Tags
ACLA, Alasdair MacIntyre, autobiography, G.W.F. Hegel, Imre Lakatos, Momin Malik, perennialism, relativism, Thomas Kuhn, Zhuangzi
How should one do philosophy across cultures? This is not an easy question, though too many people treat it as if it is. Mid-twentieth-century answers leaned to a perennialism like Ken Wilber’s, where at some deep level all the traditions are basically the same. That perennialism does not stand up to critical scrutiny: philosophical traditions are quite different from each other, and disagree with each other (and within each other) on crucial points.

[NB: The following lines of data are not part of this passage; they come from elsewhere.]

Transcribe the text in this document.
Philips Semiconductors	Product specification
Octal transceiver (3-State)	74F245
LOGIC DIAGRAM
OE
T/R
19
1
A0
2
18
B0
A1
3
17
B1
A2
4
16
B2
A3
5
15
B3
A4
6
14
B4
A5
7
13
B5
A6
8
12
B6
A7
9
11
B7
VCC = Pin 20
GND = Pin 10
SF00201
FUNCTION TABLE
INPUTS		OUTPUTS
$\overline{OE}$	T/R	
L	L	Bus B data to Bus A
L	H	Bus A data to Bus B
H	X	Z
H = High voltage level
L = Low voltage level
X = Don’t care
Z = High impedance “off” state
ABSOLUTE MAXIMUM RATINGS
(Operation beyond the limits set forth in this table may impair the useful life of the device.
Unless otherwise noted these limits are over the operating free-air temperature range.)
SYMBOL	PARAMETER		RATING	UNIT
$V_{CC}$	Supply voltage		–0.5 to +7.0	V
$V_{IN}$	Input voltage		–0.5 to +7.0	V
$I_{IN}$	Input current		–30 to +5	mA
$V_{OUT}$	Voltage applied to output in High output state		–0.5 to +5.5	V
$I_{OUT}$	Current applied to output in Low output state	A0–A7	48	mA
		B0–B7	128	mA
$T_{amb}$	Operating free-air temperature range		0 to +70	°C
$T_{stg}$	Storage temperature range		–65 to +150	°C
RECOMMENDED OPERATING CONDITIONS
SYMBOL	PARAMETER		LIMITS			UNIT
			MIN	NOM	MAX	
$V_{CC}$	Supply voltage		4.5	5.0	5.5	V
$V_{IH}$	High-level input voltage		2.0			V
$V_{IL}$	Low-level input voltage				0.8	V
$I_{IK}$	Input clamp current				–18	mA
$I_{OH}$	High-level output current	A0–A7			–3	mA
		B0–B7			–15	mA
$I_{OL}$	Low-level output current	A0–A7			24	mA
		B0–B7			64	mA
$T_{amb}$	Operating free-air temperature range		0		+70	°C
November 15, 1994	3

But once one acknowledges those differences, one is still left trying to figure out what to do with them. It will not do to take one’s starting standard as given and judge everything that one encounters according to it – an approach characteristic of analytic philosophers, but also taken by Martha Nussbaum in Upheavals of Thought. Once one does that, there is scarcely much point left to thinking cross-culturally at all, for one already knows the answers. Given human finitude and fallibility, such confidence seems more like gross arrogance. But no better is the converse approach – typically labelled relativist – which views all the different traditions as equally right. Such an approach is a logical absurdity, since very few traditions themselves hold such a view: by declaring them right it declares them wrong.